Usted pensará que no tengo idea de lo que escribo y que seguramente carezco de necesidades, pero créame que no. Antes de sentarme a escribir leí los análisis de algunos especialistas en economía familiar, laboral, industrial y empresarial de varias partes del mundo, y todos llegan a la conclusión de que con una buena fórmula de ahorro, es decir, priorizar lo que se necesita, preguntarse si realmente se necesita y visualizar un poco el futuro inmediato, tendríamos menos problemas a la hora de enfrentarnos con la llamada cuesta de enero. Y de mis necesidades mejor ni le cuento, no se trata de ponernos a llorar.

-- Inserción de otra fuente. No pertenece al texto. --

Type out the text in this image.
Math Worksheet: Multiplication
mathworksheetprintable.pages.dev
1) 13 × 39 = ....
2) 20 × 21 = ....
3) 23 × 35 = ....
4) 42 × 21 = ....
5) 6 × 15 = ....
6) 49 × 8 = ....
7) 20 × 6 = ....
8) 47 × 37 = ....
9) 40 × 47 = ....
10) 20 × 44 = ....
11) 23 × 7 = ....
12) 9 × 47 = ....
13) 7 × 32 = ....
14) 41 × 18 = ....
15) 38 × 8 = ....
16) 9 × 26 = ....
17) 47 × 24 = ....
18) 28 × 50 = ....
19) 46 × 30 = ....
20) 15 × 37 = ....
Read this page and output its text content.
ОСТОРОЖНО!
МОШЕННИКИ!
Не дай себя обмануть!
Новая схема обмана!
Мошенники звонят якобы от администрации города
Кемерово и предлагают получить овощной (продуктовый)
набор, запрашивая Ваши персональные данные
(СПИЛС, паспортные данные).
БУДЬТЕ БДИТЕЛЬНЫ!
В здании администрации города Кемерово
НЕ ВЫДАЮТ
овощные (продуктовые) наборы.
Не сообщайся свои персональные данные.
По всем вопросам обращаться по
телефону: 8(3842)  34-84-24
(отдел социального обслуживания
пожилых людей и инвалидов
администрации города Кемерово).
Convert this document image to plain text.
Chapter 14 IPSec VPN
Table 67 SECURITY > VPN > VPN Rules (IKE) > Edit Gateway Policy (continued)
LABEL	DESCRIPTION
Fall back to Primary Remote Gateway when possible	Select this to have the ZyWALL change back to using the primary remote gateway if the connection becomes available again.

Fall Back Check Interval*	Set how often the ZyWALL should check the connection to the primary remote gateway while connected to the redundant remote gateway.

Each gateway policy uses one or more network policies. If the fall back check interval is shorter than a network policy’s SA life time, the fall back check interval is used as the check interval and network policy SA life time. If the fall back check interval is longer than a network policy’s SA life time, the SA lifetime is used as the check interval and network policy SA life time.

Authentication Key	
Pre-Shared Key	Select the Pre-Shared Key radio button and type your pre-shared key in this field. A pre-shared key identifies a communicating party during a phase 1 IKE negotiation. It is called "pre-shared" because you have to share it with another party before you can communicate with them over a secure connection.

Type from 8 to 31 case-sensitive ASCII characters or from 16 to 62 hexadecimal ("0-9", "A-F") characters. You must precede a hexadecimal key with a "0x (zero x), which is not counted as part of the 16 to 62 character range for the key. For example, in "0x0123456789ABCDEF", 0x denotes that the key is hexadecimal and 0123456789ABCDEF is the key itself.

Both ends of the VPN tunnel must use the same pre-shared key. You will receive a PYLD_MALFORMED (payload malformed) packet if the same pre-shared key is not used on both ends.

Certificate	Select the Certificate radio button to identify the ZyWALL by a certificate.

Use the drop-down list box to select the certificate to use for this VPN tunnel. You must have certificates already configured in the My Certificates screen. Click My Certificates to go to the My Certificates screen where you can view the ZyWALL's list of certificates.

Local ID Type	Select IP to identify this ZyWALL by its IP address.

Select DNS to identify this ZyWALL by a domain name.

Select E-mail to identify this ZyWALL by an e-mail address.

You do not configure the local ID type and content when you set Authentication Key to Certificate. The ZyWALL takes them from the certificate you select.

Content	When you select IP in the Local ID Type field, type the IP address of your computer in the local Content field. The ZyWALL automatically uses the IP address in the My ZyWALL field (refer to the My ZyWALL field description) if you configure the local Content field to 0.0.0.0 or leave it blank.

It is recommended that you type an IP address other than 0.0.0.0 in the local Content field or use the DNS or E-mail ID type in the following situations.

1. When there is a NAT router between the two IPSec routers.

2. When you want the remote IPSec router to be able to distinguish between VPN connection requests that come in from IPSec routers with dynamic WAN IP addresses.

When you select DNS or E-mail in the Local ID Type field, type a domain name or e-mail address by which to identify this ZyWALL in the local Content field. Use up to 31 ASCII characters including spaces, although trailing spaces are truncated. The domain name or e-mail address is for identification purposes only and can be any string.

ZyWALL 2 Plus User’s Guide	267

Mire usted. En noviembre festejamos a los muertos con los tradicionales pibipollos, la merienda, el atole y el chocolate caliente, además de los altares y otras “tradiciones” adquiridas de diversos países como Estados Unidos, de donde ya nos contagiaron sus festejos de Halloween y sus disfraces que parecen de Carnaval. Todo eso cuesta caro y cada año eleva su precio de manera puntual, lo que se convierte en uno de los primeros gastos rumbo a los festejos del fin de año.

De igual forma en el mes de noviembre los mexicanos tuvimos la oportunidad de adquirir diversos productos a bajo costo o meses sin intereses durante el Buen Fin, que en esta última edición rebasó todas las metas anteriores, tal como lo publiqué en esta misma columna el sábado 25 de noviembre del año pasado (2017). Ahí le daba cuenta del tipo de compras más comunes durante esos días, de los artículos más vendidos, de los más solicitados, y en su mayoría tienen que ver con electrónica y línea blanca.

También le expuse que la mayoría de las ventas se realizan a meses sin intereses con tarjetas bancarias, de la misma forma con los plásticos de las tiendas departamentales o de los supermercados, pero que realmente no hay ofertas para pago en efectivo o al contado. ¿Por qué? Es muy sencillo, los comercios prefieren que el consumidor adquiera una deuda con los bancos, antes de perder ganancias del stock de productos existentes en sus almacenes y bodegas.